“The Goldman Trial”: doubt and suspicion, by Christophe Donner

The Goldman Trial doubt and suspicion by Christophe Donner

On December 16, 1969, when the shots broke out in the pharmacy at 6, boulevard Richard-Lenoir, very close to the Bastille, my little sister Elisa, aged 7, lived with her mother at 2, rue de la Roquette, Bastille’s Place. They did not hear the gunshots which cost the lives of Simone Delaunay, 47 years old, and Jeanne Aubert, 26 years old, it was too far away. Four months later, on April 8, 1970, Pierre Goldman, 25, was arrested by the police who suspected him of being the author of the killing.

It is not for this geographical proximity between the home of my little sister and her mother and the pharmacy where they happened to go – or perhaps yes, a little for that, the retrospective fear – but above all for our intellectual proximity to the Obscure memories of a Polish Jew born in France (Seuil, 1975), by Pierre Goldman, son of a resistance fighter, extreme rebel, unclassifiable, and because it was our time, when we were young and revolutionaries by heritage, it is for all that that by leaving the film of Cedric Kahn, The Goldman Trial, I called Elisa on the phone to tell her, straight away, how much I loved this film “because it does justice to all the truths” and my little sister knows very well what I mean by “truths”: they do not tell the real, not even by overlapping, they are only expressions of the desire to apprehend the real.

I hadn’t finished talking to her about the film when she reminded me of a fact that I had forgotten, or never knew: she attended the trial of Pierre Goldman, with her mother. It was December 9, 1974. She was therefore 12 years old. Considering her too young to attend the verdict, her mother dragged her out of the courthouse where she remembers seeing Frédéric Pottecher commenting on the case live for Europe No. 1, while waiting for the result which was then beyond doubt.

When I ask her what memory she has of Goldman, she tells me: “He was white”, that’s what impressed her the most: Goldman’s livid face, from one end of the trial to the other.

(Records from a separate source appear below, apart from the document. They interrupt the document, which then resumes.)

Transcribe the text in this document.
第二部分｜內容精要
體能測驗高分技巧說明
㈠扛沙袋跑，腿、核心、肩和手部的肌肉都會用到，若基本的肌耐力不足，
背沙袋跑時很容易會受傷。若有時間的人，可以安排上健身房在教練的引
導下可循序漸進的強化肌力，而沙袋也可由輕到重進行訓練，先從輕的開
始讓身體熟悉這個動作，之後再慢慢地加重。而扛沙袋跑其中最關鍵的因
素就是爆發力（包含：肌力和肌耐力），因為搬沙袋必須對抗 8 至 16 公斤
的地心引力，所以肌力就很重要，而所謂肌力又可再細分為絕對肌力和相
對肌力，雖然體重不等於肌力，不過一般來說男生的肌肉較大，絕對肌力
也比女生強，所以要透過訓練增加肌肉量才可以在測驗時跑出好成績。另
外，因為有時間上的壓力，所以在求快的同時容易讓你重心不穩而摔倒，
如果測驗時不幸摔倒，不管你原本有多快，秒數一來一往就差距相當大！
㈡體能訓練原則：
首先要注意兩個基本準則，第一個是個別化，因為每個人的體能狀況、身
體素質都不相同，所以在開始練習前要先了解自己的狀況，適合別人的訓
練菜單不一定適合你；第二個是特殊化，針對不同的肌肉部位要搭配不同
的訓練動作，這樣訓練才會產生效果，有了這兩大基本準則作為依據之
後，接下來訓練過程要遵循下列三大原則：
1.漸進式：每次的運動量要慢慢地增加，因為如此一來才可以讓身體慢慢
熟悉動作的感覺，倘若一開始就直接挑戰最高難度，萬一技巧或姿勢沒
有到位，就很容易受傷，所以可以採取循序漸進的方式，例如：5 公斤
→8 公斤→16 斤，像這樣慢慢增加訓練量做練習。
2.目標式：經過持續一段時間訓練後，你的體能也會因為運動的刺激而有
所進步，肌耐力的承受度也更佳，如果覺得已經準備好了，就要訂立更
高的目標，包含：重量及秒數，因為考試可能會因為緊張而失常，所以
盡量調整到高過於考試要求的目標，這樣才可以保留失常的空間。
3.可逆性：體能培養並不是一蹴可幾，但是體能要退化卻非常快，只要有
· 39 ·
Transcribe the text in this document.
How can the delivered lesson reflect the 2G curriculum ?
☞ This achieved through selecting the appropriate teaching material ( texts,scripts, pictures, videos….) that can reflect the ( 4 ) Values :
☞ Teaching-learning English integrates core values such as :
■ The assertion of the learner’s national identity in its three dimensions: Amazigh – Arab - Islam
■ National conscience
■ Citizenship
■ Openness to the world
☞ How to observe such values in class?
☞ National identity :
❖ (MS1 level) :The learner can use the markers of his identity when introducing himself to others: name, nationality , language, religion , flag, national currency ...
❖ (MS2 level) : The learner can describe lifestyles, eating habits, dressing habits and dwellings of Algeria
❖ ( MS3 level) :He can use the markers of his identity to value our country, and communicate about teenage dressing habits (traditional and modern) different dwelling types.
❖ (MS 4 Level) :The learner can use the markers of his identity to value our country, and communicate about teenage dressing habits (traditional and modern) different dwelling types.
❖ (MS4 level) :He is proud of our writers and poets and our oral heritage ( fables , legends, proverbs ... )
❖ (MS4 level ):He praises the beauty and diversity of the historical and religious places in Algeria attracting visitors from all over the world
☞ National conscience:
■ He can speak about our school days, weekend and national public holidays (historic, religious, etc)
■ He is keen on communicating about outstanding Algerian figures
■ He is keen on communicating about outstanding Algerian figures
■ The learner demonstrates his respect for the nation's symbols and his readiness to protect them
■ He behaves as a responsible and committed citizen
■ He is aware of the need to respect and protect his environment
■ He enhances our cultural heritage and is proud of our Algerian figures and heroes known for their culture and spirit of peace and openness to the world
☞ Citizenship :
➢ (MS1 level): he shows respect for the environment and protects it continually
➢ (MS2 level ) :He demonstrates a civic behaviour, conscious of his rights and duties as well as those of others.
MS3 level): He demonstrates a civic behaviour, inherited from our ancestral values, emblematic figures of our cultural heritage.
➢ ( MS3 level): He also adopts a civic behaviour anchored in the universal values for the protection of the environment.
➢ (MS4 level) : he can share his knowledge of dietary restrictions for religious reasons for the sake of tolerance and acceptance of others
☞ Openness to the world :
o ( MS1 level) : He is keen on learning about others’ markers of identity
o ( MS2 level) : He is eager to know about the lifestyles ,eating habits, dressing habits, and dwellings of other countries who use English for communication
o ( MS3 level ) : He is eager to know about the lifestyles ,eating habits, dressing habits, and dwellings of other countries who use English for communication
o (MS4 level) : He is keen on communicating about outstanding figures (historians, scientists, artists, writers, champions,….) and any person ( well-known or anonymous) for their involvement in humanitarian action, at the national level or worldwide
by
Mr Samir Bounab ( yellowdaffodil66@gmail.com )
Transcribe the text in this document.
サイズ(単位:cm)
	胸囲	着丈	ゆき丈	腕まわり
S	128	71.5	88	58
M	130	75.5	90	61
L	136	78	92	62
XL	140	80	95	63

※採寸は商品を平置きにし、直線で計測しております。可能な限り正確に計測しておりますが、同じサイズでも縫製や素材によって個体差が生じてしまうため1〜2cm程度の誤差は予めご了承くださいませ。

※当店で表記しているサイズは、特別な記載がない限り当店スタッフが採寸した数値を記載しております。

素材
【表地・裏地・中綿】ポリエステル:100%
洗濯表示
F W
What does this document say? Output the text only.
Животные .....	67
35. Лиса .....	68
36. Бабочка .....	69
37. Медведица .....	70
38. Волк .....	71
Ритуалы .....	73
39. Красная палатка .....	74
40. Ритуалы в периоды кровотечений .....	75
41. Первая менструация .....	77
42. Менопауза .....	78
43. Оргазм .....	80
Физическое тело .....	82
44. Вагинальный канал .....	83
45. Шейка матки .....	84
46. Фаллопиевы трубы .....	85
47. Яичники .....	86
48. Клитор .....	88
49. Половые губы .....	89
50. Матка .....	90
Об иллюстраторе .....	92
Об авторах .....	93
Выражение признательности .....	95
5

Acquitted with the benefit of the doubt

Goldman was sentenced to life in prison, which revolted all the revolutionaries, from Jean-Paul Sartre to Serge July, scandalized most people on the left, from Pierre Mendès France to Simone Signoret, and saddened some of the others, from Françoise Giroud to the secretary of the Elysée then occupied by Giscard. All these brave people believed that given the results of the investigation, the fragility of the testimonies and the errors, not to mention the manipulations of the police, Goldman should have been acquitted. This is what he obtained two years later, during the second trial, not on appeal, because at the time there was no possibility of appealing a court verdict. , but by the timely discovery of a formal defect: a date missing from the minutes of the debates. This “reversal of jurisprudence” was supported by a press campaign such as the left knew how to carry out at that time: it achieved the feat of making Goldman appear to be a victim of “class justice”.

Acquitted with the benefit of the doubt, this doubt was not going to benefit the reputation of the acquitted person who, barely out of prison, adding suspicion to doubt, published The Ordinary Misadventure of Archibald Rapoport, a sort of autofiction where Goldman recounts his successive assassinations: a lawyer, two magistrates and four police officers. It is said that this work led to his being assassinated in the street two years later. Act claimed by a mysterious organization, Honor of the Police, which did not honor the police.

In Memory of a perjurer, Joël Lautric, a key defense witness, confesses to lying when he said that Goldman was at home at the time of the crimes. Suspicion is covered with shame. When I told Elisa that Cédric Kahn’s film had convinced me of Goldman’s guilt, there was a blank. The same color as the defendant’s face during his trial.